Although not dispositive, the length of time between the startling event and the statement is a key factor. State v. Cayouette, supra, 25 Conn. App. 388. Traditionally, our Supreme Court has allowed a very narrow time frame within which a spontaneous utterance could arise. Rockville v. White Line Bus Co., 109 Conn. 706, 710, 145 A. 504 (1929) (three minutes too long); Perry v. Haritos, supra, 100 Conn. 483 (utterance permitted where made in such close proximity to accident as to be almost part of and contemporaneous with it). The presence or absence of a very brief time frame between the event and the spontaneous utterance was "decisive." Perry v. Haritos, supra, 483. Recent decisions, however, have under certain circumstances expanded the acceptable time frame between an event and the spontaneous utterance to a significant period. State v. Stange, supra, 212 Conn. 614-15, 618 n.5 (fifteen to thirty minutes); State v. Guess, 44 Conn. App. 790, 804, 692 A.2d 849 (1997), aff'd, 244 Conn. 761, 715 A.2d 643 (1998) (one hour); State v. Cayouette, supra, 386-88 (between ten and twenty-nine minutes). In this case, the declarant did not speak to the officer until approximately thirty minutes after the stabbing.

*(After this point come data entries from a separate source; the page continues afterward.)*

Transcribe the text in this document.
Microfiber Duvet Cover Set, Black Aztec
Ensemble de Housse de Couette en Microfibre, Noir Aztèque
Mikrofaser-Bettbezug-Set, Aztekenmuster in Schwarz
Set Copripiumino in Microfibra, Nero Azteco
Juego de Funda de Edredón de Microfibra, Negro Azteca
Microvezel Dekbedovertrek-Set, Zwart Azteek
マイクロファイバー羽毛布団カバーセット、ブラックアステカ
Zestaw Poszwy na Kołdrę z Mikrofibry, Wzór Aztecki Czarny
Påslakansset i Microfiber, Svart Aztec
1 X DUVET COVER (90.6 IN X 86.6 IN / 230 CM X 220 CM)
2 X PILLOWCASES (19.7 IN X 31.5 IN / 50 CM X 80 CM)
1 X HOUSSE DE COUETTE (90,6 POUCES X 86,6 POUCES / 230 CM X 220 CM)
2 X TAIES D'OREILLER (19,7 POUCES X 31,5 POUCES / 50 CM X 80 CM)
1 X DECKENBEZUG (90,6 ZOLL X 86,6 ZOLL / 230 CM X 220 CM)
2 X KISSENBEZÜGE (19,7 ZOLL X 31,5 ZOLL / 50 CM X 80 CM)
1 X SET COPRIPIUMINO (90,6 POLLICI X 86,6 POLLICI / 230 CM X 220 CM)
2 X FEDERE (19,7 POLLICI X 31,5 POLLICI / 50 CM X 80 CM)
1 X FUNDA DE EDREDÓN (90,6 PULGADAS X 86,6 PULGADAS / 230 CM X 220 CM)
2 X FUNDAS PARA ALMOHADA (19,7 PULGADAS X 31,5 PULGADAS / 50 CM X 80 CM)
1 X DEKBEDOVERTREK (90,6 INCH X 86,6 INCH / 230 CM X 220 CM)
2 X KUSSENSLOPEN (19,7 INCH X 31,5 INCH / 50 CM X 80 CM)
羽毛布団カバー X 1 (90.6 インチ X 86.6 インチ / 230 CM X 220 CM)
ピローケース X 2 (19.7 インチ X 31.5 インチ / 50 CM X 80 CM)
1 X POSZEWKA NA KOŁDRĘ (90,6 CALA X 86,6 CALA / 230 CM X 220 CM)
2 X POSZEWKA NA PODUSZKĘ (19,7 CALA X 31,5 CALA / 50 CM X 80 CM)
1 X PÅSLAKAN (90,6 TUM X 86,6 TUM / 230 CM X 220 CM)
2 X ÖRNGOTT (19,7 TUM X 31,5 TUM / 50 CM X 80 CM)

At this point, however, the similarities between Stange, Guess, Cayouette and this case end. In all three of those decisions in which a significant time lapse was allowed, the declarant had undergone drastic personal trauma and remained in a severe emotional state from the time of the event until the time of the statement. In State v. Stange, supra, 212 Conn. 614, the declarant was the victim of multiple shotgun pellet wounds, was beginning to go into shock, and was found by police "covered in blood, rocking back and forth in a fetal position, rubbing his abdomen and screaming that he had been shot." In State v. Guess, supra, 44 Conn. App. 793, the declarant had narrowly missed being harmed by fifteen to twenty gunshots and had witnessed his friend sustain critical wounds from the shooting. The police found the declarant "frantic and shaking." Id. In State v. Cayouette, supra, 25 Conn. App. 386, the declarant had been bound, punched and raped by the defendant and had been found by police lying on the floor in "a kind of catatonic state."

In this case, the agitation suffered by the witness, particularly in light of the significant lapse in time between the event and the statement, simply does not rise to the level of trauma necessary to "negate the opportunity for deliberation and fabrication...." Id., 387. The witness was not the actual or intended victim, or even a close bystander. The witness viewed the incident from the safety of her apartment. The thirty minute intervening period gave the witness "ample time to collect her...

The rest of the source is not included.